Scientists have proved one of Charles Darwin’s theories of evolution – survival of the fittest – for the first time.
A researcher at St John’s College, University of Cambridge, found that mammal subspecies play a more important role in evolution than previously thought.
A species is a group of animals that can interbreed freely amongst themselves.
Some species contain subspecies – populations within a species that differ from each other with different physical traits and their own breeding ranges.
Northern giraffes have three subspecies that usually live in different locations to each other, while red foxes have the most subspecies – 45 known varieties – spread all over the world.
Humans have no subspecies.
Lead author, Laura van Holstein, a PhD student in biological anthropology, said: “We are standing on the shoulders of giants.
“In chapter three of On The Origin Of Species, Darwin said animal lineages with more species should also contain more ‘varieties’.
“‘Subspecies’ is the modern definition.
“My research investigating the relationship between species and the variety of subspecies proves that subspecies play a critical role in long-term evolutionary dynamics and in future evolution of species.
“And they always have, which is what Darwin suspected when he was defining what a species actually was.”
It is thought her research could now be used to predict which species conservationists should focus on protecting to stop them becoming endangered or extinct.
Ms van Holstein confirmed Darwin’s hypothesis by looking at data gathered by naturalists over hundreds of years – long before Darwin visited the Galapagos Islands on board HMS Beagle.
In On The Origin Of Species By Means Of Natural Selection, Darwin argued that organisms gradually evolved through a process called natural selection – often known as “survival of the fittest”.
The work was considered highly controversial because it contradicted the Bible’s account of creation.
Ms van Holstein’s research also proved that evolution happens differently in land mammals and sea mammals and bats because of differences in their habitats and differences in their ability to roam freely.
She said: “We found the evolutionary relationship between mammalian species and subspecies differs depending on their habitat.
“Subspecies form, diversify and increase in number in a different way in non-terrestrial and terrestrial habitats, and this in turn affects how subspecies may eventually become species.
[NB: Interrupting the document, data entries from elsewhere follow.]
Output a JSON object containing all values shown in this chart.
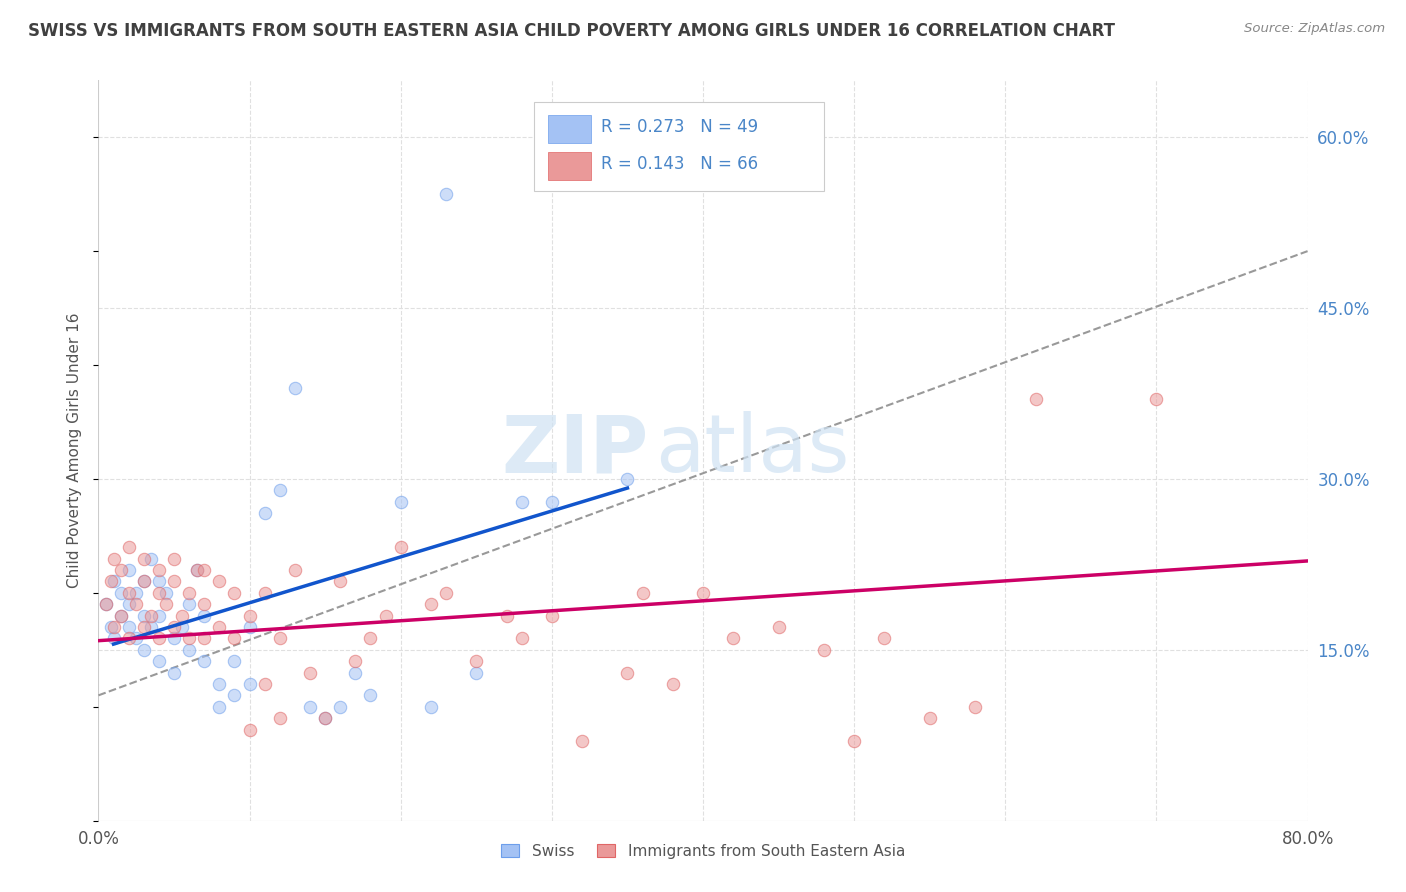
{
  "title": "SWISS VS IMMIGRANTS FROM SOUTH EASTERN ASIA CHILD POVERTY AMONG GIRLS UNDER 16 CORRELATION CHART",
  "source": "Source: ZipAtlas.com",
  "ylabel": "Child Poverty Among Girls Under 16",
  "xlim": [
    0.0,
    0.8
  ],
  "ylim": [
    0.0,
    0.65
  ],
  "xtick_positions": [
    0.0,
    0.1,
    0.2,
    0.3,
    0.4,
    0.5,
    0.6,
    0.7,
    0.8
  ],
  "xticklabels": [
    "0.0%",
    "",
    "",
    "",
    "",
    "",
    "",
    "",
    "80.0%"
  ],
  "yticks_right": [
    0.15,
    0.3,
    0.45,
    0.6
  ],
  "ytick_right_labels": [
    "15.0%",
    "30.0%",
    "45.0%",
    "60.0%"
  ],
  "watermark_zip": "ZIP",
  "watermark_atlas": "atlas",
  "blue_color": "#a4c2f4",
  "pink_color": "#ea9999",
  "blue_dot_edge": "#6d9eeb",
  "pink_dot_edge": "#e06666",
  "blue_line_color": "#1155cc",
  "pink_line_color": "#cc0066",
  "dashed_line_color": "#999999",
  "legend_R_blue": "0.273",
  "legend_N_blue": "49",
  "legend_R_pink": "0.143",
  "legend_N_pink": "66",
  "legend_label_blue": "Swiss",
  "legend_label_pink": "Immigrants from South Eastern Asia",
  "blue_scatter_x": [
    0.005,
    0.008,
    0.01,
    0.01,
    0.015,
    0.015,
    0.02,
    0.02,
    0.02,
    0.025,
    0.025,
    0.03,
    0.03,
    0.03,
    0.035,
    0.035,
    0.04,
    0.04,
    0.04,
    0.045,
    0.05,
    0.05,
    0.055,
    0.06,
    0.06,
    0.065,
    0.07,
    0.07,
    0.08,
    0.08,
    0.09,
    0.09,
    0.1,
    0.1,
    0.11,
    0.12,
    0.13,
    0.14,
    0.15,
    0.16,
    0.17,
    0.18,
    0.2,
    0.22,
    0.23,
    0.25,
    0.28,
    0.3,
    0.35
  ],
  "blue_scatter_y": [
    0.19,
    0.17,
    0.21,
    0.16,
    0.18,
    0.2,
    0.17,
    0.19,
    0.22,
    0.16,
    0.2,
    0.15,
    0.18,
    0.21,
    0.17,
    0.23,
    0.14,
    0.18,
    0.21,
    0.2,
    0.13,
    0.16,
    0.17,
    0.15,
    0.19,
    0.22,
    0.14,
    0.18,
    0.1,
    0.12,
    0.11,
    0.14,
    0.12,
    0.17,
    0.27,
    0.29,
    0.38,
    0.1,
    0.09,
    0.1,
    0.13,
    0.11,
    0.28,
    0.1,
    0.55,
    0.13,
    0.28,
    0.28,
    0.3
  ],
  "pink_scatter_x": [
    0.005,
    0.008,
    0.01,
    0.01,
    0.015,
    0.015,
    0.02,
    0.02,
    0.02,
    0.025,
    0.03,
    0.03,
    0.03,
    0.035,
    0.04,
    0.04,
    0.04,
    0.045,
    0.05,
    0.05,
    0.05,
    0.055,
    0.06,
    0.06,
    0.065,
    0.07,
    0.07,
    0.07,
    0.08,
    0.08,
    0.09,
    0.09,
    0.1,
    0.1,
    0.11,
    0.11,
    0.12,
    0.12,
    0.13,
    0.14,
    0.15,
    0.16,
    0.17,
    0.18,
    0.19,
    0.2,
    0.22,
    0.23,
    0.25,
    0.27,
    0.28,
    0.3,
    0.32,
    0.35,
    0.36,
    0.38,
    0.4,
    0.42,
    0.45,
    0.48,
    0.5,
    0.52,
    0.55,
    0.58,
    0.62,
    0.7
  ],
  "pink_scatter_y": [
    0.19,
    0.21,
    0.17,
    0.23,
    0.18,
    0.22,
    0.16,
    0.2,
    0.24,
    0.19,
    0.17,
    0.21,
    0.23,
    0.18,
    0.16,
    0.2,
    0.22,
    0.19,
    0.17,
    0.21,
    0.23,
    0.18,
    0.16,
    0.2,
    0.22,
    0.16,
    0.19,
    0.22,
    0.17,
    0.21,
    0.16,
    0.2,
    0.08,
    0.18,
    0.12,
    0.2,
    0.09,
    0.16,
    0.22,
    0.13,
    0.09,
    0.21,
    0.14,
    0.16,
    0.18,
    0.24,
    0.19,
    0.2,
    0.14,
    0.18,
    0.16,
    0.18,
    0.07,
    0.13,
    0.2,
    0.12,
    0.2,
    0.16,
    0.17,
    0.15,
    0.07,
    0.16,
    0.09,
    0.1,
    0.37,
    0.37
  ],
  "blue_trendline_x": [
    0.01,
    0.35
  ],
  "blue_trendline_y": [
    0.155,
    0.292
  ],
  "pink_trendline_x": [
    0.0,
    0.8
  ],
  "pink_trendline_y": [
    0.158,
    0.228
  ],
  "dashed_trendline_x": [
    0.0,
    0.8
  ],
  "dashed_trendline_y": [
    0.11,
    0.5
  ],
  "grid_color": "#e0e0e0",
  "bg_color": "#ffffff",
  "title_color": "#404040",
  "right_label_color": "#4a86c8",
  "marker_size": 80,
  "marker_alpha": 0.55
}
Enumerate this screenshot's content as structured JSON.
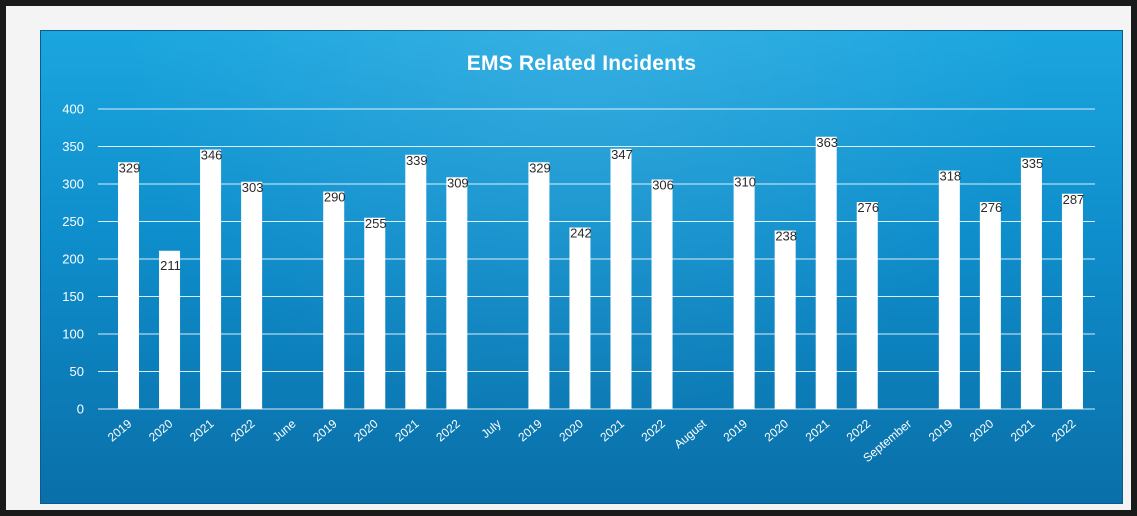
{
  "chart_data": {
    "type": "bar",
    "title": "EMS Related Incidents",
    "xlabel": "",
    "ylabel": "",
    "ylim": [
      0,
      400
    ],
    "yticks": [
      0,
      50,
      100,
      150,
      200,
      250,
      300,
      350,
      400
    ],
    "grid": true,
    "legend": "none",
    "bar_color": "#ffffff",
    "background_color": "#1590d0",
    "categories": [
      "2019",
      "2020",
      "2021",
      "2022",
      "June",
      "2019",
      "2020",
      "2021",
      "2022",
      "July",
      "2019",
      "2020",
      "2021",
      "2022",
      "August",
      "2019",
      "2020",
      "2021",
      "2022",
      "September",
      "2019",
      "2020",
      "2021",
      "2022"
    ],
    "values": [
      329,
      211,
      346,
      303,
      null,
      290,
      255,
      339,
      309,
      null,
      329,
      242,
      347,
      306,
      null,
      310,
      238,
      363,
      276,
      null,
      318,
      276,
      335,
      287
    ],
    "data_labels": [
      "329",
      "211",
      "346",
      "303",
      "",
      "290",
      "255",
      "339",
      "309",
      "",
      "329",
      "242",
      "347",
      "306",
      "",
      "310",
      "238",
      "363",
      "276",
      "",
      "318",
      "276",
      "335",
      "287"
    ]
  }
}
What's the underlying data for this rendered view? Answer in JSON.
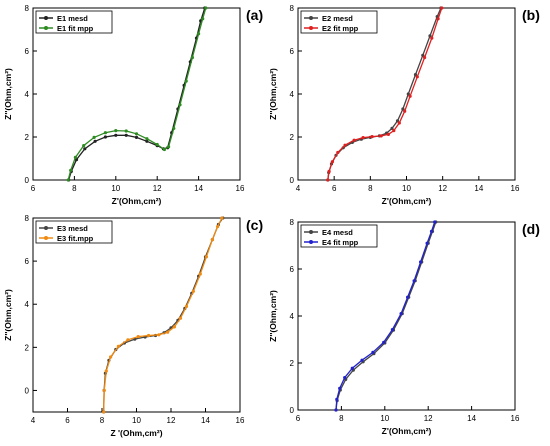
{
  "chart_data": [
    {
      "panel_label": "(a)",
      "type": "line",
      "xlabel": "Z'(Ohm,cm²)",
      "ylabel": "Z''(Ohm,cm²)",
      "xlim": [
        6,
        16
      ],
      "ylim": [
        0,
        8
      ],
      "xticks": [
        6,
        8,
        10,
        12,
        14,
        16
      ],
      "yticks": [
        0,
        2,
        4,
        6,
        8
      ],
      "grid": false,
      "legend": "top-left",
      "series": [
        {
          "name": "E1 mesd",
          "color": "#222222",
          "marker": "circle",
          "x": [
            7.72,
            7.85,
            8.1,
            8.5,
            9.0,
            9.5,
            10.0,
            10.5,
            11.0,
            11.5,
            12.0,
            12.3,
            12.5,
            12.7,
            13.0,
            13.3,
            13.6,
            13.9,
            14.1,
            14.3
          ],
          "y": [
            0.0,
            0.4,
            0.95,
            1.45,
            1.8,
            2.0,
            2.08,
            2.08,
            1.98,
            1.8,
            1.6,
            1.45,
            1.5,
            2.2,
            3.3,
            4.4,
            5.5,
            6.6,
            7.4,
            8.0
          ]
        },
        {
          "name": "E1 fit mpp",
          "color": "#2e8b22",
          "marker": "circle",
          "x": [
            7.7,
            7.82,
            8.05,
            8.45,
            8.95,
            9.5,
            10.0,
            10.5,
            11.0,
            11.5,
            12.0,
            12.35,
            12.55,
            12.8,
            13.1,
            13.4,
            13.7,
            14.0,
            14.2,
            14.35
          ],
          "y": [
            0.0,
            0.45,
            1.05,
            1.6,
            1.98,
            2.2,
            2.3,
            2.28,
            2.15,
            1.92,
            1.65,
            1.42,
            1.55,
            2.4,
            3.5,
            4.6,
            5.7,
            6.8,
            7.5,
            8.0
          ]
        }
      ]
    },
    {
      "panel_label": "(b)",
      "type": "line",
      "xlabel": "Z'(Ohm,cm²)",
      "ylabel": "Z''(Ohm,cm²)",
      "xlim": [
        4,
        16
      ],
      "ylim": [
        0,
        8
      ],
      "xticks": [
        4,
        6,
        8,
        10,
        12,
        14,
        16
      ],
      "yticks": [
        0,
        2,
        4,
        6,
        8
      ],
      "grid": false,
      "legend": "top-left",
      "series": [
        {
          "name": "E2 mesd",
          "color": "#444444",
          "marker": "circle",
          "x": [
            5.65,
            5.7,
            5.85,
            6.1,
            6.5,
            7.0,
            7.5,
            8.0,
            8.5,
            8.9,
            9.2,
            9.5,
            9.8,
            10.1,
            10.5,
            10.9,
            11.3,
            11.7,
            11.9
          ],
          "y": [
            0.0,
            0.35,
            0.75,
            1.15,
            1.5,
            1.75,
            1.9,
            1.98,
            2.05,
            2.18,
            2.4,
            2.75,
            3.3,
            4.0,
            4.9,
            5.8,
            6.7,
            7.6,
            8.0
          ]
        },
        {
          "name": "E2 fit mpp",
          "color": "#e02020",
          "marker": "circle",
          "x": [
            5.65,
            5.72,
            5.9,
            6.2,
            6.6,
            7.1,
            7.6,
            8.1,
            8.6,
            9.0,
            9.3,
            9.6,
            9.9,
            10.2,
            10.6,
            11.0,
            11.4,
            11.75,
            11.95
          ],
          "y": [
            0.0,
            0.4,
            0.85,
            1.28,
            1.62,
            1.85,
            1.97,
            2.02,
            2.05,
            2.12,
            2.3,
            2.65,
            3.2,
            3.9,
            4.8,
            5.7,
            6.6,
            7.5,
            8.0
          ]
        }
      ]
    },
    {
      "panel_label": "(c)",
      "type": "line",
      "xlabel": "Z '(Ohm,cm²)",
      "ylabel": "Z''(Ohm,cm²)",
      "xlim": [
        4,
        16
      ],
      "ylim": [
        -1,
        8
      ],
      "xticks": [
        4,
        6,
        8,
        10,
        12,
        14,
        16
      ],
      "yticks": [
        0,
        2,
        4,
        6,
        8
      ],
      "grid": false,
      "legend": "top-left",
      "series": [
        {
          "name": "E3 mesd",
          "color": "#444444",
          "marker": "circle",
          "x": [
            8.1,
            8.12,
            8.2,
            8.4,
            8.8,
            9.3,
            9.9,
            10.5,
            11.1,
            11.6,
            12.0,
            12.4,
            12.8,
            13.2,
            13.6,
            14.0,
            14.4,
            14.75,
            15.0
          ],
          "y": [
            -1.0,
            0.0,
            0.8,
            1.4,
            1.9,
            2.2,
            2.38,
            2.48,
            2.55,
            2.68,
            2.9,
            3.25,
            3.8,
            4.5,
            5.3,
            6.2,
            7.0,
            7.7,
            8.0
          ]
        },
        {
          "name": "E3 fit.mpp",
          "color": "#f08a10",
          "marker": "circle",
          "x": [
            8.1,
            8.13,
            8.25,
            8.5,
            8.95,
            9.5,
            10.1,
            10.7,
            11.3,
            11.8,
            12.2,
            12.55,
            12.9,
            13.3,
            13.7,
            14.05,
            14.4,
            14.7,
            14.95
          ],
          "y": [
            -1.0,
            0.0,
            0.9,
            1.55,
            2.05,
            2.35,
            2.5,
            2.55,
            2.58,
            2.7,
            2.95,
            3.35,
            3.9,
            4.6,
            5.4,
            6.2,
            7.0,
            7.6,
            8.0
          ]
        }
      ]
    },
    {
      "panel_label": "(d)",
      "type": "line",
      "xlabel": "Z'(Ohm,cm²)",
      "ylabel": "Z''(Ohm,cm²)",
      "xlim": [
        6,
        16
      ],
      "ylim": [
        0,
        8
      ],
      "xticks": [
        6,
        8,
        10,
        12,
        14,
        16
      ],
      "yticks": [
        0,
        2,
        4,
        6,
        8
      ],
      "grid": false,
      "legend": "top-left",
      "series": [
        {
          "name": "E4 mesd",
          "color": "#444444",
          "marker": "circle",
          "x": [
            7.75,
            7.8,
            7.95,
            8.2,
            8.55,
            9.0,
            9.5,
            10.0,
            10.4,
            10.8,
            11.1,
            11.4,
            11.7,
            12.0,
            12.2,
            12.35
          ],
          "y": [
            0.0,
            0.4,
            0.85,
            1.3,
            1.7,
            2.05,
            2.4,
            2.85,
            3.4,
            4.1,
            4.8,
            5.5,
            6.3,
            7.1,
            7.6,
            8.0
          ]
        },
        {
          "name": "E4 fit mpp",
          "color": "#2222cc",
          "marker": "circle",
          "x": [
            7.75,
            7.79,
            7.92,
            8.15,
            8.5,
            8.95,
            9.45,
            9.95,
            10.35,
            10.75,
            11.05,
            11.35,
            11.65,
            11.95,
            12.15,
            12.3
          ],
          "y": [
            0.0,
            0.45,
            0.92,
            1.38,
            1.78,
            2.12,
            2.45,
            2.88,
            3.42,
            4.1,
            4.8,
            5.5,
            6.3,
            7.1,
            7.6,
            8.0
          ]
        }
      ]
    }
  ]
}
“For example, if a natural barrier like a mountain range gets in the way, it can separate animal groups and send them off on their own evolutionary journeys.
“Flying and marine mammals – such as bats and dolphins – have fewer physical barriers in their environment.”
The research explored whether subspecies could be considered an early stage of the formation of a new species.
Ms van Holstein said: “The answer was yes.
“But evolution isn’t determined by the same factors in all groups, and for the first time we know why because we’ve looked at the strength of the relationship between species richness and subspecies richness.”
She added that evolutionary models could use the findings published in Proceedings of the Royal Society to anticipate how human activity like logging and deforestation will affect evolution in the future by disrupting the habitat of species.